分布式优化器
Author: Wenxuan Tan, Junwen Duan, Renjie Mao
相关论文
- Adafactor: Adaptive Learning Rates with Sublinear Memory Cost
- CAME: Confidence-guided Adaptive Memory Efficient Optimization
- GaLore: Memory-Efficient LLM Training by Gradient Low-Rank Projection
- Large Batch Optimization for Deep Learning: Training BERT in 76 minutes
介绍
除了广泛采用的Adam和SGD外,许多现代优化器需要逐层统计信息以有效更新参数,因此无法直接应用于模型层在多个设备上分片的并行设置。我们以提供了优化的分布式实现,,并且通过plugin与Tensor Parallel、DDP和ZeRO无缝集成。
优化器
Adafactor 是一种首次采用非负矩阵分解(NMF)的 Adam 变体,用于减少内存占用。CAME 通过引入一个置信度矩阵来改进 NMF 的效果。GaLore 通过将梯度投影到低秩空间,并使用 8 位块状量化进一步减少内存占用。Lamb 允许使用巨大的批量大小而不失准确性,通过按其 Lipschitz 常数的倒数界定的逐层自适应更新实现
使用
现在我们展示如何使用分布式 Adafactor 与 booster API 结合 Tensor Parallel 和 ZeRO 2。
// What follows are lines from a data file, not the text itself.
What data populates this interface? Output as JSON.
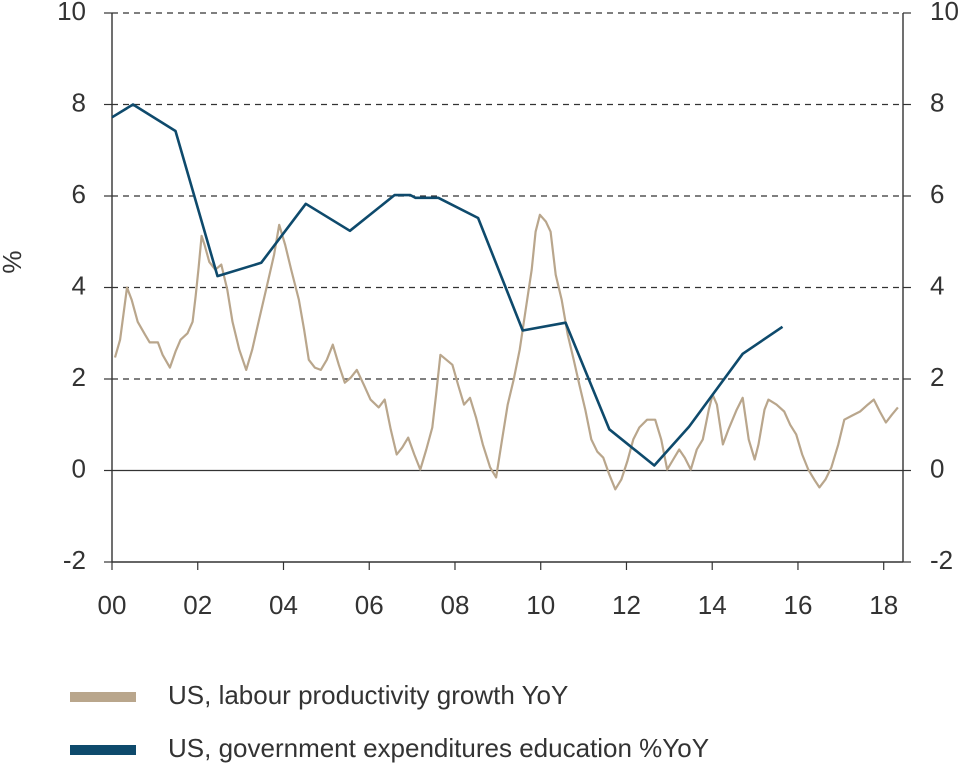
{
  "chart_data": {
    "type": "line",
    "ylabel": "%",
    "xlim": [
      0,
      18.45
    ],
    "xticks": [
      {
        "value": 0,
        "label": "00"
      },
      {
        "value": 2,
        "label": "02"
      },
      {
        "value": 4,
        "label": "04"
      },
      {
        "value": 6,
        "label": "06"
      },
      {
        "value": 8,
        "label": "08"
      },
      {
        "value": 10,
        "label": "10"
      },
      {
        "value": 12,
        "label": "12"
      },
      {
        "value": 14,
        "label": "14"
      },
      {
        "value": 16,
        "label": "16"
      },
      {
        "value": 18,
        "label": "18"
      }
    ],
    "ylim": [
      -2,
      10
    ],
    "yticks": [
      -2,
      0,
      2,
      4,
      6,
      8,
      10
    ],
    "y2lim": [
      -2,
      10
    ],
    "y2ticks": [
      -2,
      0,
      2,
      4,
      6,
      8,
      10
    ],
    "grid": true,
    "legend": "bottom",
    "series": [
      {
        "name": "US, labour productivity growth YoY",
        "color": "#b9a68c",
        "x": [
          0.07,
          0.19,
          0.35,
          0.46,
          0.6,
          0.77,
          0.88,
          1.07,
          1.18,
          1.35,
          1.48,
          1.6,
          1.76,
          1.88,
          1.95,
          2.02,
          2.09,
          2.16,
          2.27,
          2.41,
          2.55,
          2.69,
          2.81,
          2.97,
          3.13,
          3.27,
          3.43,
          3.62,
          3.78,
          3.9,
          4.04,
          4.18,
          4.36,
          4.48,
          4.59,
          4.73,
          4.87,
          5.01,
          5.15,
          5.29,
          5.43,
          5.57,
          5.71,
          5.87,
          6.03,
          6.22,
          6.36,
          6.5,
          6.64,
          6.77,
          6.91,
          7.05,
          7.19,
          7.33,
          7.47,
          7.56,
          7.66,
          7.8,
          7.94,
          8.07,
          8.21,
          8.35,
          8.49,
          8.65,
          8.82,
          8.96,
          9.1,
          9.23,
          9.37,
          9.51,
          9.65,
          9.79,
          9.88,
          9.98,
          10.12,
          10.23,
          10.35,
          10.49,
          10.63,
          10.77,
          10.9,
          11.04,
          11.18,
          11.32,
          11.46,
          11.6,
          11.74,
          11.88,
          12.02,
          12.16,
          12.3,
          12.48,
          12.67,
          12.81,
          12.95,
          13.09,
          13.23,
          13.36,
          13.5,
          13.64,
          13.78,
          13.92,
          14.01,
          14.11,
          14.25,
          14.38,
          14.57,
          14.71,
          14.85,
          14.99,
          15.08,
          15.22,
          15.31,
          15.5,
          15.68,
          15.82,
          15.96,
          16.1,
          16.24,
          16.38,
          16.5,
          16.64,
          16.78,
          16.94,
          17.08,
          17.26,
          17.45,
          17.63,
          17.77,
          17.91,
          18.05,
          18.19,
          18.33
        ],
        "values": [
          2.47,
          2.86,
          4.0,
          3.73,
          3.25,
          2.97,
          2.8,
          2.8,
          2.53,
          2.25,
          2.6,
          2.86,
          3.0,
          3.25,
          3.8,
          4.43,
          5.13,
          4.93,
          4.56,
          4.39,
          4.5,
          3.95,
          3.25,
          2.64,
          2.2,
          2.64,
          3.3,
          4.06,
          4.72,
          5.37,
          4.93,
          4.39,
          3.73,
          3.08,
          2.42,
          2.25,
          2.2,
          2.42,
          2.75,
          2.31,
          1.92,
          2.03,
          2.2,
          1.88,
          1.55,
          1.38,
          1.55,
          0.9,
          0.35,
          0.5,
          0.72,
          0.35,
          0.02,
          0.46,
          0.94,
          1.66,
          2.53,
          2.42,
          2.31,
          1.88,
          1.44,
          1.59,
          1.16,
          0.57,
          0.07,
          -0.15,
          0.68,
          1.44,
          1.99,
          2.64,
          3.52,
          4.39,
          5.22,
          5.59,
          5.44,
          5.22,
          4.28,
          3.73,
          2.97,
          2.42,
          1.88,
          1.33,
          0.68,
          0.41,
          0.28,
          -0.09,
          -0.41,
          -0.2,
          0.2,
          0.68,
          0.94,
          1.11,
          1.11,
          0.68,
          0.02,
          0.24,
          0.46,
          0.28,
          0.02,
          0.46,
          0.68,
          1.33,
          1.66,
          1.44,
          0.57,
          0.9,
          1.33,
          1.59,
          0.68,
          0.24,
          0.57,
          1.33,
          1.55,
          1.44,
          1.29,
          1.0,
          0.79,
          0.35,
          0.02,
          -0.2,
          -0.37,
          -0.2,
          0.07,
          0.57,
          1.11,
          1.2,
          1.29,
          1.44,
          1.55,
          1.29,
          1.05,
          1.22,
          1.38
        ]
      },
      {
        "name": "US, government expenditures education %YoY",
        "color": "#0e4a6c",
        "x": [
          0,
          0.49,
          1.48,
          2.46,
          3.48,
          4.52,
          5.55,
          6.59,
          6.96,
          7.08,
          7.61,
          8.54,
          9.58,
          10.58,
          11.6,
          12.65,
          13.46,
          14.71,
          15.64
        ],
        "values": [
          7.72,
          8.0,
          7.42,
          4.25,
          4.54,
          5.83,
          5.24,
          6.02,
          6.02,
          5.96,
          5.96,
          5.52,
          3.06,
          3.23,
          0.9,
          0.11,
          0.96,
          2.55,
          3.14
        ]
      }
    ]
  }
}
即使您不使用distributed optimizer,plugin 也会自动将optimizer转换为分布式版本以方便使用。
step 1. 导包
from transformers import LlamaModel, LlamaConfig
from colossalai.nn.optimizer.distributed_adafactor import DistributedAdaFactor
from colossalai.booster import Booster
from colossalai.booster.plugin import HybridParallelPlugin
import colossalai
import torch
step 2. 初始化分布式
我们需要先初始化分布式环境. 为了展示, 我们使用 colossal run --nproc_per_node 4
. 更多初始化方式请参考 Launch Colossal-AI
colossalai.launch_from_torch()
step 3. 初始化模型和优化器
configuration = LlamaConfig()
model = LlamaModel(configuration).cuda()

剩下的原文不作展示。